No caso piauiense, embora o levantamento do IBGE aponte que 77,2% dos municípios ainda destinam resíduos a lixões, a lista nominal divulgada pela Semarh confirma que 47 municípios já encerraram esses locais, entre eles Teresina, Floriano, Picos, União, Luís Correia e Ilha Grande. Esse resultado coloca o Estado em posição de destaque no cumprimento da Política Nacional de Resíduos Sólidos (PNRS), ainda que grandes desafios permaneçam.
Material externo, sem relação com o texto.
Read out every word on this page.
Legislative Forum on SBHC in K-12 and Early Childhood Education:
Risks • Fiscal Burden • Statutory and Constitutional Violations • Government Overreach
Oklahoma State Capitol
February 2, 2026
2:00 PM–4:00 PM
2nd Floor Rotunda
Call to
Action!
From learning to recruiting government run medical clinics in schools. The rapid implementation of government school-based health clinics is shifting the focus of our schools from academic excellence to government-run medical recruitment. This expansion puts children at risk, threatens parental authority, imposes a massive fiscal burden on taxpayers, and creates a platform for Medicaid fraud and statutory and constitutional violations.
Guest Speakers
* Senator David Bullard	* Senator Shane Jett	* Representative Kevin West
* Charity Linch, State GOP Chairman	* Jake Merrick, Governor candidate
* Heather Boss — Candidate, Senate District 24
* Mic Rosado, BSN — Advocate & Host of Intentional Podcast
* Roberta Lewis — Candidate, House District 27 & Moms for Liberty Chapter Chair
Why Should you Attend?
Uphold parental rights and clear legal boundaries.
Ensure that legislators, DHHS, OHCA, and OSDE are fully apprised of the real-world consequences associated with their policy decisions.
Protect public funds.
A imagem mostra um mapa do Nordeste do Brasil destacado em verde, com os estados identificados por siglas e percentuais. O título na parte superior diz: “Municípios com lixões (%) — IBGE / MUNIC 2023”. Os números representam a proporção de municípios que ainda utilizam lixões em cada estado: Maranhão (MA): 86,2% Ceará (CE): 80,9% Piauí (PI): 77,2% Bahia (BA): 74,8% Paraíba (PB): 44,4% Rio Grande do Norte (RN): 36% Pernambuco (PE): 0,5% Alagoas (AL): 0% Sergipe (SE): 0%
Municípios do Nordeste com lixões | Fonte: IBGE / MUNIC – 2023 | Arte: Líliam Cunha

O que vem pela frente

O Programa Zero Lixões tem como meta encerrar mais 50 lixões até o fim deste ano. Para isso, aposta na expansão da coleta seletiva, no fortalecimento de cooperativas de catadores e no aprimoramento da logística reversa. “O avanço é real, mas precisamos garantir que a mudança seja definitiva. Nosso desafio é não permitir retrocessos. O lixão é crime ambiental, e essa prática não pode mais persistir no Piauí”, conclui a promotora Áurea Madruga.